The basic way of infection at a salmonellosis - alimentary, caused by the use in food of products in which a plenty of salmonellas contains. Usually it is observed at wrong culinary processing. Treatment of a salmonellosis.
The incubatory period at a food way of infection with the Salmonellosis fluctuated from 6 h up to 3 days (more often 12-24). At nosocomial flashes when the contact-household way of transfer of an infection prevails, incubation a salmonellosis about 3-8 days are extended. Allocate following clinical forms of a salmonellosis:

- The gastrointestinal (localized), proceeding in stomachal, gastroenteritis, gastroenterocolitis and coloenteritis variants;
- The generalized form of a salmonellosis in the form of typhoid and septic variants;
- The diphtheriaphor: sharp, chronic and transient;
- The subclinical form of a salmonellosis;

Clinical forms of a salmonellosis differ and on weight of current.

The gastrointestinal form (a sharp gastritis, sharp gastroenteritis or gastroenterocolitis) - one of the most widespread forms of a salmonellosis (96-98 % of cases). Begins sharply, the body temperature (raises at heavy forms up to 39С and above), there is a general weakness, a headache, a fever, a nausea, vomiting, pains in epigastric and umbilical areas, frustration of a chair later joins. At some sick the salmonellosis in the beginning marks only a fever and attributes of the general intoxication, and changes from a gastroenteric path join a little bit later. They are Most expressed by the end of the first and for the second and third day from the beginning of disease by a salmonella. Expressiveness and duration of displays of a salmonellosis depend on weight.

At the easy form of a salmonellosis a body temperature subfebrile, vomiting unitary, a chair liquid aqueous up to 5 times day, duration of a diarrhea 1-3 days, loss of a liquid no more than 3 % of weight of a body. At the middle form of a salmonellosis the temperature raises up to 38-39оС, duration of a fever till 4 days, repeated vomiting, a chair up to 10 times day, duration of a diarrhea till 7 days; the tachycardia, downturn the AD are marked, can develop deaquation I-II degrees, loss of a liquid up to 6 % of weight of a body. Heavy current gastrointestinal forms of a salmonellosis is characterized by a high fever (above 39оС) which lasts 5 and more days, the expressed intoxication. Vomiting repeated, is observed within several days; the chair more than 10 times day, plentiful, aqueous, fetid, can be with an impurity of slime. The diarrhea proceeds till 7 days and more.

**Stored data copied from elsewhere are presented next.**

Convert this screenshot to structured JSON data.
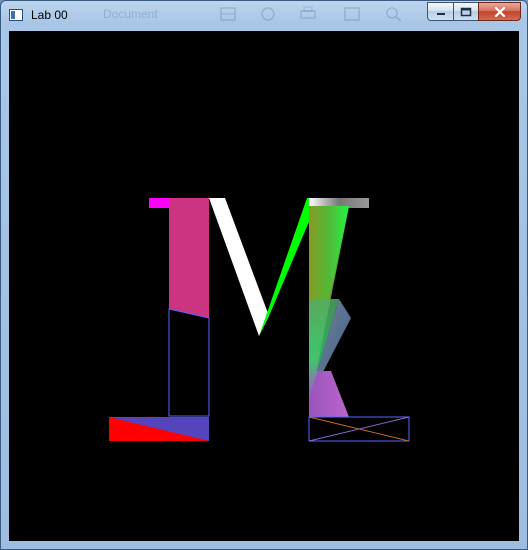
{
  "window": {
    "title": "Lab 00",
    "background_title_text": "Document",
    "controls": {
      "minimize_icon": "minimize-icon",
      "maximize_icon": "maximize-icon",
      "close_icon": "close-icon"
    }
  },
  "canvas": {
    "background_color": "#000000",
    "shape_colors": {
      "magenta": "#ff00ff",
      "pink": "#cc3380",
      "white": "#ffffff",
      "green": "#00ff00",
      "red": "#ff0000",
      "purple": "#5544bb",
      "blue_outline": "#5566ff",
      "orange_line": "#cc6622",
      "grey_bar": "#888888"
    }
  }
}
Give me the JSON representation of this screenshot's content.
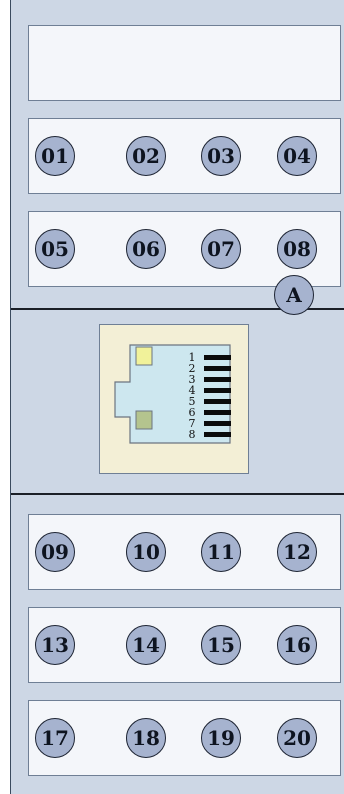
{
  "terminals_top": [
    "01",
    "02",
    "03",
    "04",
    "05",
    "06",
    "07",
    "08"
  ],
  "terminals_bottom": [
    "09",
    "10",
    "11",
    "12",
    "13",
    "14",
    "15",
    "16",
    "17",
    "18",
    "19",
    "20"
  ],
  "rj45": {
    "pins": [
      "1",
      "2",
      "3",
      "4",
      "5",
      "6",
      "7",
      "8"
    ],
    "led_colors": {
      "top": "#f1f29a",
      "bottom": "#b4c48e"
    },
    "socket_color": "#cde7ef"
  },
  "port_a_label": "A",
  "colors": {
    "housing": "#cdd7e5",
    "strip": "#f4f6fa",
    "terminal": "#a6b3cf",
    "divider": "#1b1f27",
    "rj45_panel": "#f3efd6"
  }
}
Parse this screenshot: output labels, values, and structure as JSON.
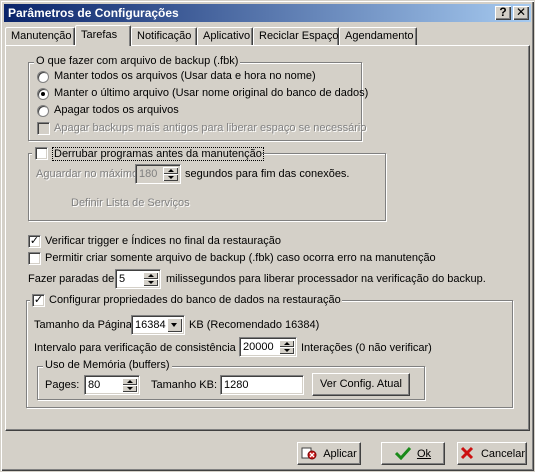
{
  "window": {
    "title": "Parâmetros de Configurações",
    "help_glyph": "?",
    "close_glyph": "✕"
  },
  "tabs": [
    {
      "label": "Manutenção",
      "active": false
    },
    {
      "label": "Tarefas",
      "active": true
    },
    {
      "label": "Notificação",
      "active": false
    },
    {
      "label": "Aplicativo",
      "active": false
    },
    {
      "label": "Reciclar Espaço",
      "active": false
    },
    {
      "label": "Agendamento",
      "active": false
    }
  ],
  "backup_group": {
    "legend": "O que fazer com arquivo de backup (.fbk)",
    "options": [
      {
        "label": "Manter todos os arquivos (Usar data e hora no nome)",
        "selected": false
      },
      {
        "label": "Manter o último arquivo (Usar nome original do banco de dados)",
        "selected": true
      },
      {
        "label": "Apagar todos os arquivos",
        "selected": false
      }
    ],
    "delete_old_label": "Apagar backups mais antigos para liberar espaço se necessário",
    "delete_old_checked": false
  },
  "kill_programs": {
    "label": "Derrubar programas antes da manutenção",
    "checked": false,
    "wait_label": "Aguardar no máximo",
    "wait_value": "180",
    "wait_suffix": "segundos para fim das conexões.",
    "services_label": "Definir Lista de Serviços"
  },
  "options": {
    "verify_trigger_label": "Verificar trigger e Índices no final da restauração",
    "verify_trigger_checked": true,
    "allow_backup_only_label": "Permitir criar somente arquivo de backup (.fbk) caso ocorra erro na manutenção",
    "allow_backup_only_checked": false,
    "pause_label": "Fazer paradas de",
    "pause_value": "5",
    "pause_suffix": "milissegundos para liberar processador na verificação do backup."
  },
  "db_props": {
    "label": "Configurar propriedades do banco de dados na restauração",
    "checked": true,
    "page_size_label": "Tamanho da Página",
    "page_size_value": "16384",
    "page_size_suffix": "KB (Recomendado 16384)",
    "interval_label": "Intervalo para verificação de consistência",
    "interval_value": "20000",
    "interval_suffix": "Interações (0 não verificar)",
    "memory": {
      "legend": "Uso de Memória (buffers)",
      "pages_label": "Pages:",
      "pages_value": "80",
      "size_label": "Tamanho KB:",
      "size_value": "1280",
      "view_button": "Ver Config. Atual"
    }
  },
  "footer": {
    "apply": "Aplicar",
    "ok": "Ok",
    "cancel": "Cancelar"
  }
}
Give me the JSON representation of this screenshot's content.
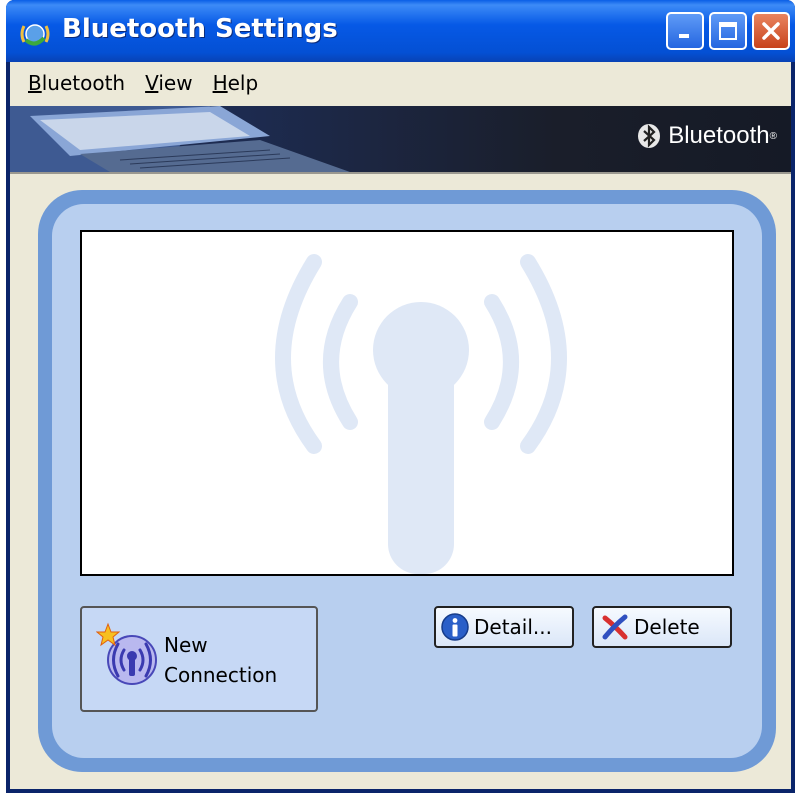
{
  "window": {
    "title": "Bluetooth Settings"
  },
  "menu": [
    {
      "mnemonic": "B",
      "rest": "luetooth"
    },
    {
      "mnemonic": "V",
      "rest": "iew"
    },
    {
      "mnemonic": "H",
      "rest": "elp"
    }
  ],
  "banner": {
    "brand": "Bluetooth",
    "reg": "®"
  },
  "buttons": {
    "new_connection": "New\nConnection",
    "detail": "Detail...",
    "delete": "Delete"
  },
  "colors": {
    "titlebar": "#0450d4",
    "panel_outer": "#6f9ad6",
    "panel_inner": "#b8cfef",
    "client_bg": "#ece9d8"
  }
}
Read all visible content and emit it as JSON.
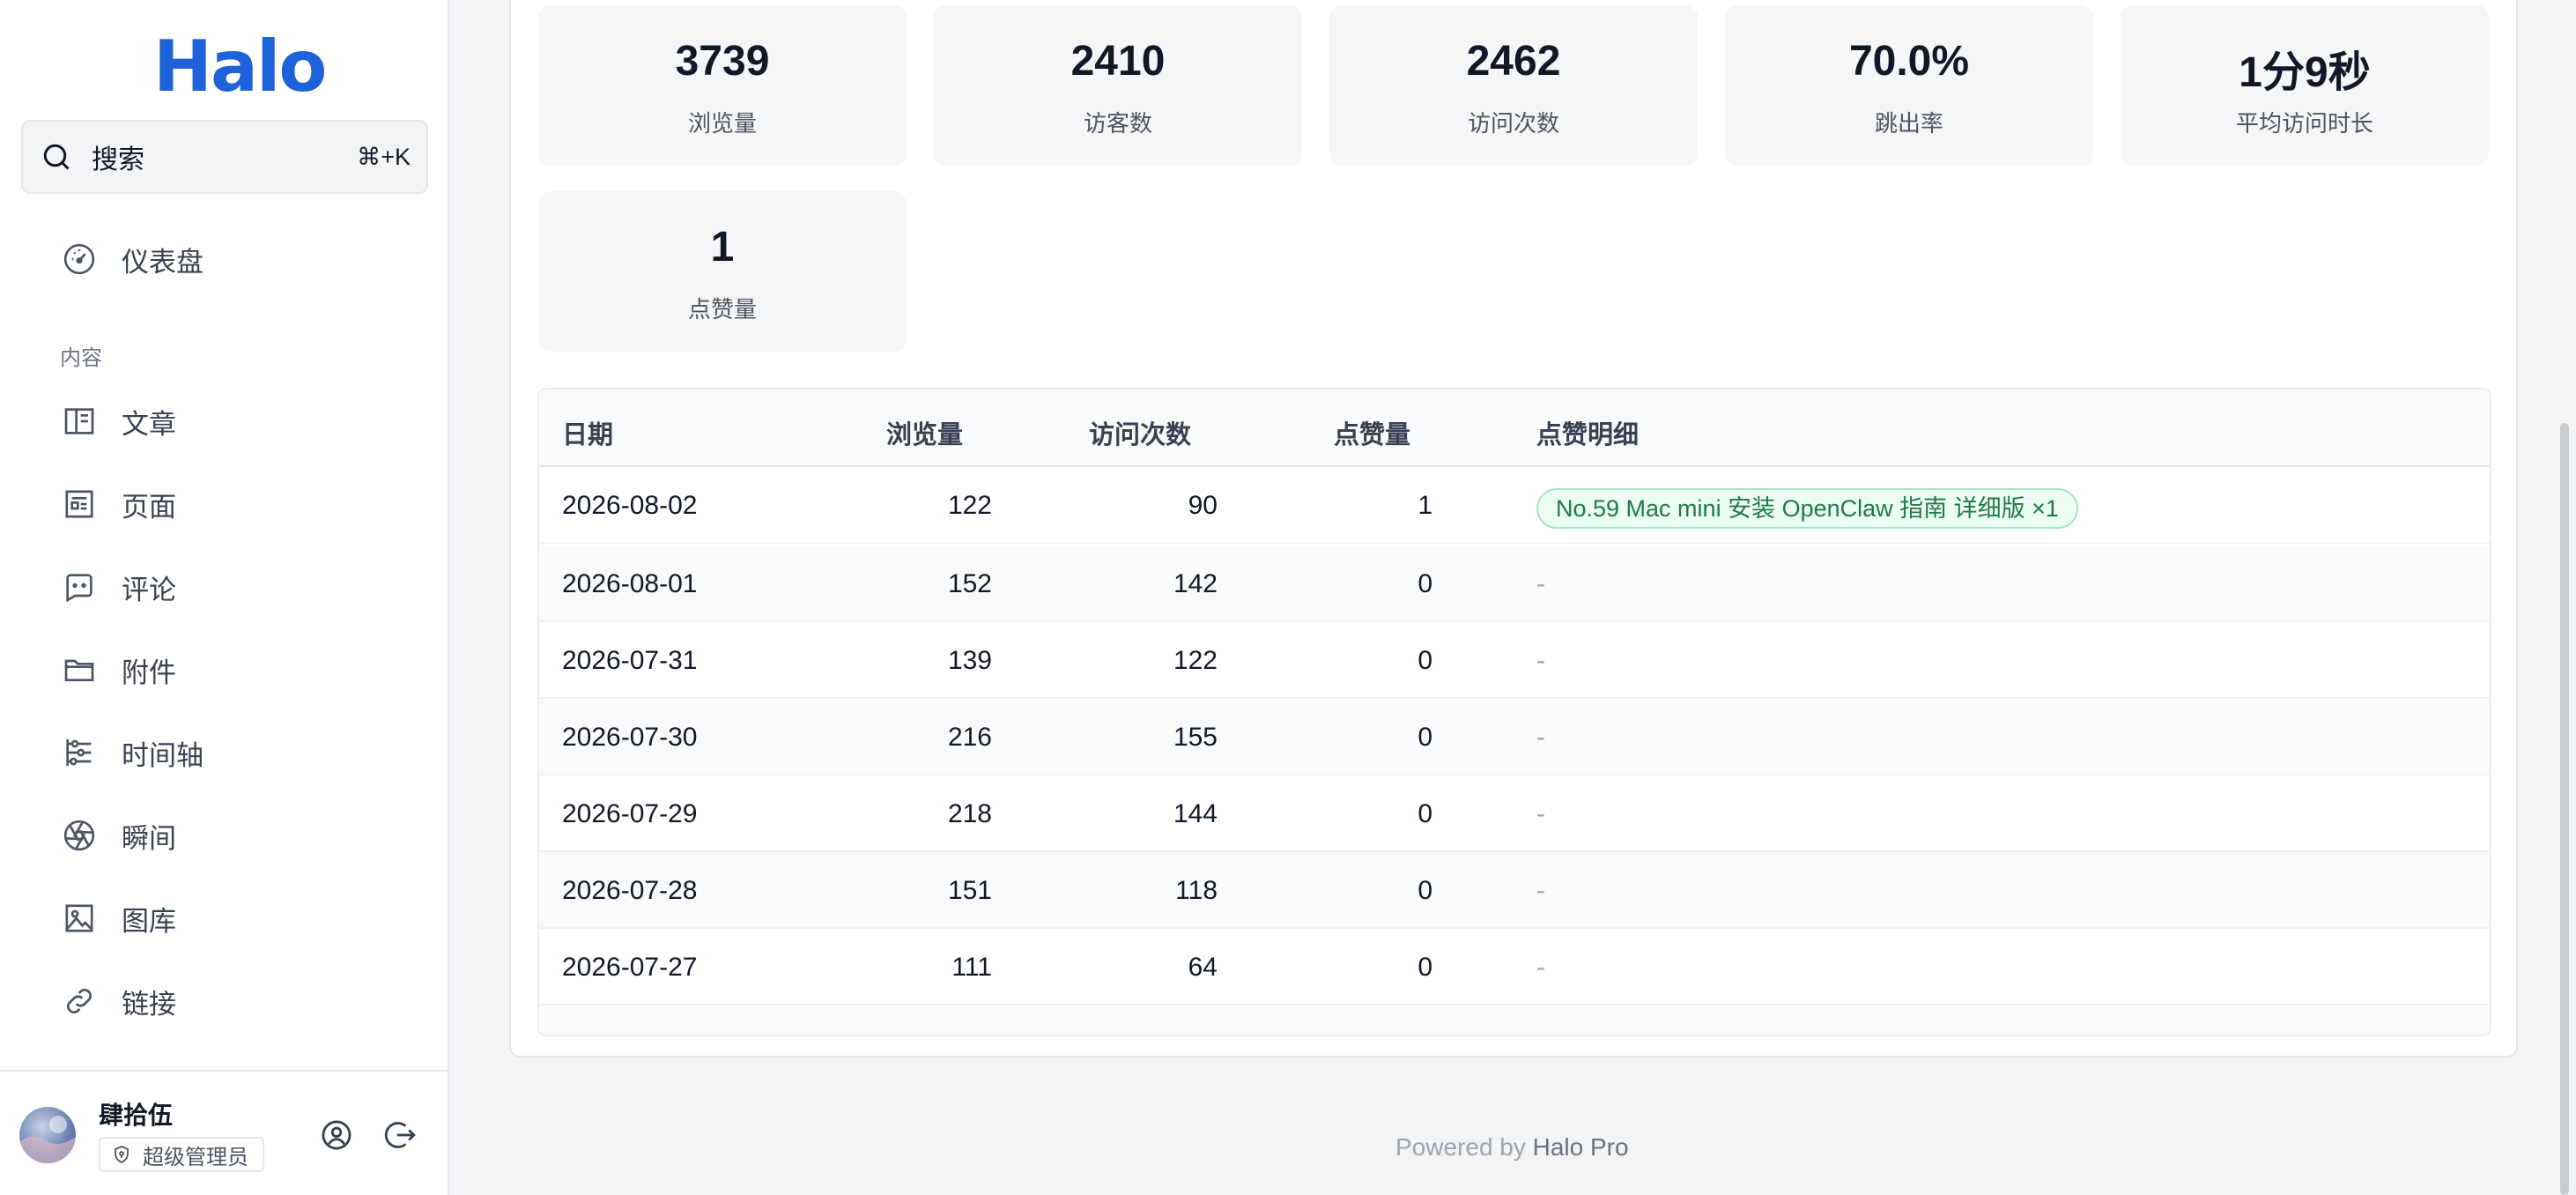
{
  "sidebar": {
    "logo": "Halo",
    "search": {
      "label": "搜索",
      "shortcut": "⌘+K"
    },
    "dashboard": "仪表盘",
    "section_content": "内容",
    "items": [
      {
        "label": "文章",
        "icon": "book-open-icon"
      },
      {
        "label": "页面",
        "icon": "page-icon"
      },
      {
        "label": "评论",
        "icon": "comment-icon"
      },
      {
        "label": "附件",
        "icon": "folder-icon"
      },
      {
        "label": "时间轴",
        "icon": "timeline-icon"
      },
      {
        "label": "瞬间",
        "icon": "aperture-icon"
      },
      {
        "label": "图库",
        "icon": "image-icon"
      },
      {
        "label": "链接",
        "icon": "link-icon"
      }
    ],
    "user": {
      "name": "肆拾伍",
      "role": "超级管理员"
    }
  },
  "stats": [
    {
      "value": "3739",
      "label": "浏览量"
    },
    {
      "value": "2410",
      "label": "访客数"
    },
    {
      "value": "2462",
      "label": "访问次数"
    },
    {
      "value": "70.0%",
      "label": "跳出率"
    },
    {
      "value": "1分9秒",
      "label": "平均访问时长"
    },
    {
      "value": "1",
      "label": "点赞量"
    }
  ],
  "table": {
    "headers": [
      "日期",
      "浏览量",
      "访问次数",
      "点赞量",
      "点赞明细"
    ],
    "rows": [
      {
        "date": "2026-08-02",
        "views": "122",
        "visits": "90",
        "likes": "1",
        "detail": "No.59 Mac mini 安装 OpenClaw 指南 详细版 ×1"
      },
      {
        "date": "2026-08-01",
        "views": "152",
        "visits": "142",
        "likes": "0",
        "detail": "-"
      },
      {
        "date": "2026-07-31",
        "views": "139",
        "visits": "122",
        "likes": "0",
        "detail": "-"
      },
      {
        "date": "2026-07-30",
        "views": "216",
        "visits": "155",
        "likes": "0",
        "detail": "-"
      },
      {
        "date": "2026-07-29",
        "views": "218",
        "visits": "144",
        "likes": "0",
        "detail": "-"
      },
      {
        "date": "2026-07-28",
        "views": "151",
        "visits": "118",
        "likes": "0",
        "detail": "-"
      },
      {
        "date": "2026-07-27",
        "views": "111",
        "visits": "64",
        "likes": "0",
        "detail": "-"
      }
    ]
  },
  "footer": {
    "prefix": "Powered by ",
    "brand": "Halo Pro"
  },
  "colors": {
    "brand": "#1d62d8",
    "tag_bg": "#ecfdf3",
    "tag_text": "#1f7a45"
  }
}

The increase in a liver and spleen is marked, is possible icteritiousness leather and sclera. The tachycardia, significant downturn the AD are observed cyanosis leather. Changes from kidneys come to light: oligohydruria, albuminuria, erythrocyte and cylinders in urine, the maintenance of residual nitrogen raises. Can develop sharp nephritic insufficiency. The water-salt exchange (deaquation II-III degrees) is broken, that is shown in dryness of a leather, blue disease, aphonia, spasmes. Losses of a liquid reach 7-10 % of weight of a body. In blood the level of hemoglobin and erythrocyte raises, is characteristic moderated leukocytosis with shift leukocytic formulas to the left.

The most frequent clinical variant at gastrointestinal a salmonellosis gastroenteritis. Destructive changes at a salmonellosis in a thick gut are registered only in 5-8 % of cases. Gastroenterology and colitis variants of a salmonellosis should be diagnosed only if in a clinical picture of disease displays colitis prevail and is available bacteriological or serologic acknowledgement of the diagnosis as these variants of a salmonellosis are rather similar on current to a sharp dysentery.